하루 60만 원짜리 호텔서 자고, 캐비어 전문점서 113만 원 결제

방석호 사장은 지난해 9월 24일, 미국 뉴욕으로 출장을 떠났다. 박근혜 대통령이 유엔에서 기조 연설을 한다고 언론들이 대서 특필했던 바로 그 시기다. 이에 앞서 UN 채널 수십 개 가운데 하나로 아리랑 TV가 진입하게 됐는데,그 덕분에 박 대통령의 연설을 아리랑 TV로 직접 중계하게 됐다며 사장이 뉴욕 현지에 직접 날아가 중계를 챙긴 것이다.

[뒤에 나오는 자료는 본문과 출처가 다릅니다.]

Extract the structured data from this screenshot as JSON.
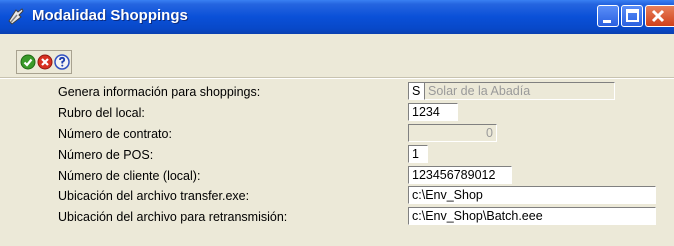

그런데 방 사장이 회사에 제출한 법인 카드 영수증 내역을 보면 입이 딱 벌어진다. 도착하자마자 뉴욕 메디슨 가에 있는 최고급 캐비어 전문점에서 113만 원을 결제하더니, 박 대통령이 연설하던 당일에는 스테이크 전문점에서 63만 원을 결제했다. 이밖에도 이태리 음식점에서 26만 원, 같은 스테이크 전문점에서 다시 31만 원, 한식당에서는 12만 원을 법인 카드로 결제했다.

2016020101_02

영수증 기재 동석자들, “방 사장과 함께 식사한 사실 없다”

공무원이나 공기업 직원들의 경우, 출장을 갈 때 식비가 따로 지급된다. 공적 업무 이외의 개인적인 식사는 이 식비로 해결해야 한다. 방석호 사장의 경우에도 하루 160달러의 식비를 따로 지급 받았다. 따라서 법인 카드로 결제한 위의 식사들은 모두 공적인 업무와 관련돼야만 하고 그에 따른 증빙자료도 마땅히 있어야 한다.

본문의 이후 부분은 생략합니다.